The Blazers embarked on the season with high hopes that offseason moves would pay off. The team added Grant, local product Drew Eubanks and Gary Payton II, who was fresh off a championship with the Golden State Warriors.
It was the first season Portland planned to start a Lillard and Simons backcourt after trading away Lillard’s longtime partner CJ McCollum the previous year.
Coach Chauncey Billups said his goal was to be connected, but the team never got the chance to develop that connection. He said Sunday he’s glad the season is over.
“I think you all know how I feel about losing and about this. I don’t like it. I don’t like it. So I’m glad it’s over and hope that I’m never in this position again,” Billups said. “And we’re going to try and do everything necessary that hopefully none of us are in the position again. Because it’s no fun.”
The season wasn’t without some high points — namely Damian Lillard’s 71-point game. He set the franchise and career record in a late February game against the Houston Rockets. He also finished with 13 3-pointers.

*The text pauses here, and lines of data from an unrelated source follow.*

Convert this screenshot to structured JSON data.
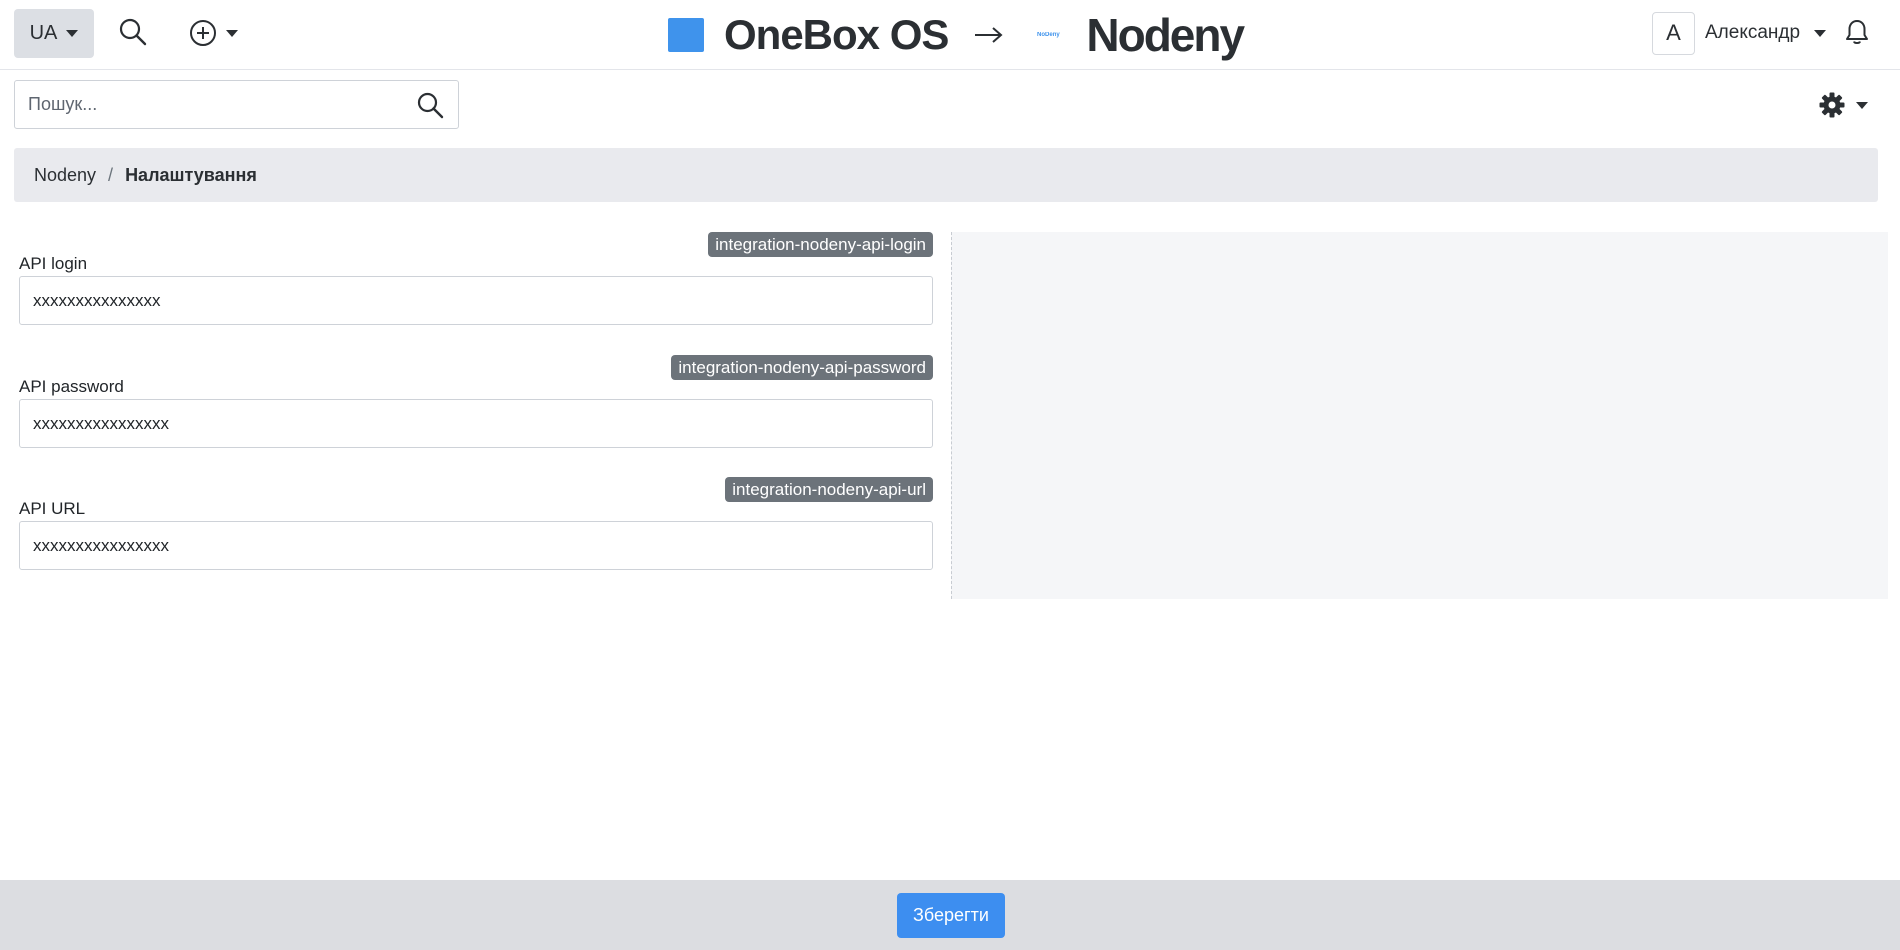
{
  "header": {
    "language": "UA",
    "brand_left": "OneBox OS",
    "brand_arrow": "→",
    "brand_mini_logo": "NoDeny",
    "brand_right": "Nodeny",
    "user_initial": "A",
    "user_name": "Александр",
    "accent_color": "#3f93ec"
  },
  "icons": {
    "language": "chevron-down-icon",
    "search": "search-icon",
    "add": "plus-circle-icon",
    "user": "chevron-down-icon",
    "notifications": "bell-icon",
    "settings": "gear-icon",
    "arrow": "arrow-right-icon"
  },
  "search": {
    "placeholder": "Пошук..."
  },
  "breadcrumb": {
    "parent": "Nodeny",
    "separator": "/",
    "current": "Налаштування"
  },
  "form": {
    "fields": [
      {
        "badge": "integration-nodeny-api-login",
        "label": "API login",
        "value": "xxxxxxxxxxxxxxx"
      },
      {
        "badge": "integration-nodeny-api-password",
        "label": "API password",
        "value": "xxxxxxxxxxxxxxxx"
      },
      {
        "badge": "integration-nodeny-api-url",
        "label": "API URL",
        "value": "xxxxxxxxxxxxxxxx"
      }
    ]
  },
  "footer": {
    "save_label": "Зберегти",
    "save_color": "#3d8ef0"
  }
}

That moment makes the disappointing season that much harder to accept.
“I come into every season trying to do whatever I can to make that turn into winning. And I think this year I did have my best year individually, but it didn’t lead to wins, so I don’t think there’s really any way for me to reconcile with that,” he said. “I’m still going into the summer thinking, man, how did that happen?”
THE WEIRDNESS
After the spark that Payton gave the Warriors the previous season in the playoffs, it was hoped he’d do the same for the Blazers.
He signed a $28 million, three-year contract last summer but missed the first 35 games of the season in Portland because of a core injury that required surgery. He played in 15 games after returning before he was dealt back to the Warriors in a four-team trade. Soon thereafter, reports surfaced that Payton had not passed his physical.
The trade went through, but the Warriors asked the league to determine whether the Trail Blazers withheld information. Later reports surfaced that the Warriors would not further pursue the matter.
PROMISING ROOKIE
Of all the players on the Blazers’ roster, the one who probably took the biggest advantage of the team’s ever-shifting rotation was 19-year-old rookie Shaedon Sharpe.
Sharpe was the seventh overall pick in the draft out of Kentucky, but he never played for the Wildcats. He graduated high school early with the intention of redshirting his freshman year, but then decided to declare for the draft.
Sharpe averaged 9.8 point in 79 games this season, wowing fans with a number of highlight-reel dunks. He started in Portland’s final nine games, scoring 20-plus points in all but one of them. He was the only rookie in the league with 27-plus points, six-plus rebounds and six-plus assists in multiple games this season.